Loto Nelumbo

nelumbo
nelumbo_1nelumbo_2nelumbo_3nelumbo_4nelumbo_5

Classificazione

Descrizione

Alcune delle prime piante da fiore conosciute erano acquatiche, e gruppi come le ninfee (Nymphaeaceae), le code di volpe (Ceratophyllaceae) e i loti (Nelumbonaceae) rimangono tra le stirpi più antiche ancora oggi. Il loto, Nelumbo, è iconico per le sue grandi foglie peltate e rotonde e per i suoi fiori spettacolari. Questa famiglia rappresenta una delle prime eudicotiledoni (il ramo delle piante da fiore che oggi domina gran parte degli ecosistemi moderni) a raggiungere un successo globale. Fossili come Notocyamus hydrophobus, risalenti al confine Barremiano-Aptiano, segnano i primi membri conosciuti del gruppo. Sebbene oggi esistano solo due specie, fossili di Nelumbonaceae si trovano in tutto il mondo dal Cretaceo Superiore in poi.

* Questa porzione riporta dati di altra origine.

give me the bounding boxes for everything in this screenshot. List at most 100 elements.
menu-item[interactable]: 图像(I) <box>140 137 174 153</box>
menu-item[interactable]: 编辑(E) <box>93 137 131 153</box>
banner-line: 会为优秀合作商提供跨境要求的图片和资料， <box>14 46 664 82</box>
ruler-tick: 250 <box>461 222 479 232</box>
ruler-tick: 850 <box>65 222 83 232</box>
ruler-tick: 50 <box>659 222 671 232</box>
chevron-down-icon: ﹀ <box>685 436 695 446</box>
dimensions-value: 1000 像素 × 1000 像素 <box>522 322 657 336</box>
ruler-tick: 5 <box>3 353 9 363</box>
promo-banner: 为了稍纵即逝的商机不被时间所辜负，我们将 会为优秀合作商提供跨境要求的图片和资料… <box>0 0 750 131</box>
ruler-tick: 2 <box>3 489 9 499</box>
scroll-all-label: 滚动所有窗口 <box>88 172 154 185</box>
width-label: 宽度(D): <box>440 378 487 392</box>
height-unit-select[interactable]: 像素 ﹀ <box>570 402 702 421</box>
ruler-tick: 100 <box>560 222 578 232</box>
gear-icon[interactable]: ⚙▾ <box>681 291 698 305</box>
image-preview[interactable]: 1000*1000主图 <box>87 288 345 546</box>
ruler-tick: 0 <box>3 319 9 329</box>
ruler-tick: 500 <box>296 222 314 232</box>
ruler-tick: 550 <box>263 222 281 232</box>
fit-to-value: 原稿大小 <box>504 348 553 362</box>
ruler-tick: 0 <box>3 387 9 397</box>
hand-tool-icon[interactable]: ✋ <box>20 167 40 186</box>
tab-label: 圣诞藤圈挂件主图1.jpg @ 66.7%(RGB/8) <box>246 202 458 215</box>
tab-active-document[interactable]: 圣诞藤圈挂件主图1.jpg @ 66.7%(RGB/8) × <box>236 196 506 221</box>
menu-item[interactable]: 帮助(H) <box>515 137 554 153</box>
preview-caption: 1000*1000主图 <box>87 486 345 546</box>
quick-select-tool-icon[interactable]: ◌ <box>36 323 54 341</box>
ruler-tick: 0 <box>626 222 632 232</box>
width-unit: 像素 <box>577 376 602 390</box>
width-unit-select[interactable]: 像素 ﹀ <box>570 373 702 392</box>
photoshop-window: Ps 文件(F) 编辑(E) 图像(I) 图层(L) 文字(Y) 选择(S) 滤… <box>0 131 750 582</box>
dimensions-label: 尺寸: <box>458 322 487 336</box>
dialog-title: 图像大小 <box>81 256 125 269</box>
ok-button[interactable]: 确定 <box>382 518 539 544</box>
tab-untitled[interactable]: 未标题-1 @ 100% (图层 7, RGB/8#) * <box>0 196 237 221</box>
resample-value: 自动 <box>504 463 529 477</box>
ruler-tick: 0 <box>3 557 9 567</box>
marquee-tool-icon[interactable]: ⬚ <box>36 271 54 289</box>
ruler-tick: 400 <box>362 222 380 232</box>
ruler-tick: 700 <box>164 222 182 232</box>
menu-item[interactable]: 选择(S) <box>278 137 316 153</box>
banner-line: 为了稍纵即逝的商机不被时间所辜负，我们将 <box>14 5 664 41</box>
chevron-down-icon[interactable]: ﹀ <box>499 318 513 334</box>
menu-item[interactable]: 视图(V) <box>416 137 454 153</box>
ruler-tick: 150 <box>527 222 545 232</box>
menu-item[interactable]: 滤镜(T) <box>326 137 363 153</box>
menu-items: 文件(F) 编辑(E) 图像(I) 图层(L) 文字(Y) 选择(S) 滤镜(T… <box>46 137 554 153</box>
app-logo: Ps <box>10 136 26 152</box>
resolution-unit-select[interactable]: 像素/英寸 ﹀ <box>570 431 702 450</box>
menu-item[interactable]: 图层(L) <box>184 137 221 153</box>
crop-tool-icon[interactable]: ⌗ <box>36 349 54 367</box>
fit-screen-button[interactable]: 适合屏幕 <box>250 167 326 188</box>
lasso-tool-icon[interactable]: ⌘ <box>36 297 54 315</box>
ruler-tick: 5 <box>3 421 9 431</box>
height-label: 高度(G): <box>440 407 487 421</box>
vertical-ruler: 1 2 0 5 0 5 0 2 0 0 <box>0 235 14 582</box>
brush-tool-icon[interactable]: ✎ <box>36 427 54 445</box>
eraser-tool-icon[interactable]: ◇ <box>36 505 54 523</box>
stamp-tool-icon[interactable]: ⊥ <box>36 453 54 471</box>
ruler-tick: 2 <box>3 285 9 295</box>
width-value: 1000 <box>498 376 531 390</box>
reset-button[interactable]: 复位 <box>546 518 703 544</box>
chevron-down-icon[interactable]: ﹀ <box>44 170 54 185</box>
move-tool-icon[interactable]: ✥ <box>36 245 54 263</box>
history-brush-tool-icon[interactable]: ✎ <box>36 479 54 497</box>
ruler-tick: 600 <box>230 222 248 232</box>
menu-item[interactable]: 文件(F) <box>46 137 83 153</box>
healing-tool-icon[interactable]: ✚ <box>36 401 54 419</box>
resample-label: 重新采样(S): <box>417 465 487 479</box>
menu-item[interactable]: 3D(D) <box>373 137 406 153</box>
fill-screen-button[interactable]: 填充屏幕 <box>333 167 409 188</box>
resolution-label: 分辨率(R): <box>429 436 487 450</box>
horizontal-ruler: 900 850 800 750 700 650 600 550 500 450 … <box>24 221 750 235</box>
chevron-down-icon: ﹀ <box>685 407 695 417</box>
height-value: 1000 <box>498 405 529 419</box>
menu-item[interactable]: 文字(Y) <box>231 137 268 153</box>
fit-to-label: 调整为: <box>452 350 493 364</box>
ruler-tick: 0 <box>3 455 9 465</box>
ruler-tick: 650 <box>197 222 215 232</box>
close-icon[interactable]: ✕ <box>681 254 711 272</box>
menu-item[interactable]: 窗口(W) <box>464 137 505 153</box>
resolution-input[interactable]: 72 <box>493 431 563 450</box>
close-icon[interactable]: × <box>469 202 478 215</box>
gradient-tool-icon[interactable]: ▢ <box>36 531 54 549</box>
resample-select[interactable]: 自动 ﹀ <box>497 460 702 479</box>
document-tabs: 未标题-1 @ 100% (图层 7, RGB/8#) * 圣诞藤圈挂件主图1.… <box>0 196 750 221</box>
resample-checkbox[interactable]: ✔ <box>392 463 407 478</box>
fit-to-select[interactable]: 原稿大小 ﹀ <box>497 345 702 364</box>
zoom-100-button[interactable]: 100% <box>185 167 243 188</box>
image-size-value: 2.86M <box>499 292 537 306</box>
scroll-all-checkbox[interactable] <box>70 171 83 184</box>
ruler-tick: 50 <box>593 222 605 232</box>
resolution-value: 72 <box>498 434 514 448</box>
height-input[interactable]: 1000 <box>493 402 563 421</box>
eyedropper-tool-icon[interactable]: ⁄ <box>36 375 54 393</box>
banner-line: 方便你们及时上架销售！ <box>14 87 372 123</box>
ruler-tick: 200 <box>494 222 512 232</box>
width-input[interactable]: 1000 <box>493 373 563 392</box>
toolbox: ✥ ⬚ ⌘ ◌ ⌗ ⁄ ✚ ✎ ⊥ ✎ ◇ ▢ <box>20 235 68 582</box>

I fossili del loto e dei suoi parenti estinti somigliano già alle forme moderne, con foglie larghe e strutture fruttifere caratteristiche. Tuttavia, le specie più antiche probabilmente non avevano i fiori vistosi dei loti odierni, ma producevano organi riproduttivi più modesti. Queste piante prosperavano negli stessi ambienti di oggi: stagni tranquilli, acquitrini e laghetti di pianura alluvionale che punteggiavano il paesaggio del Mesozoico.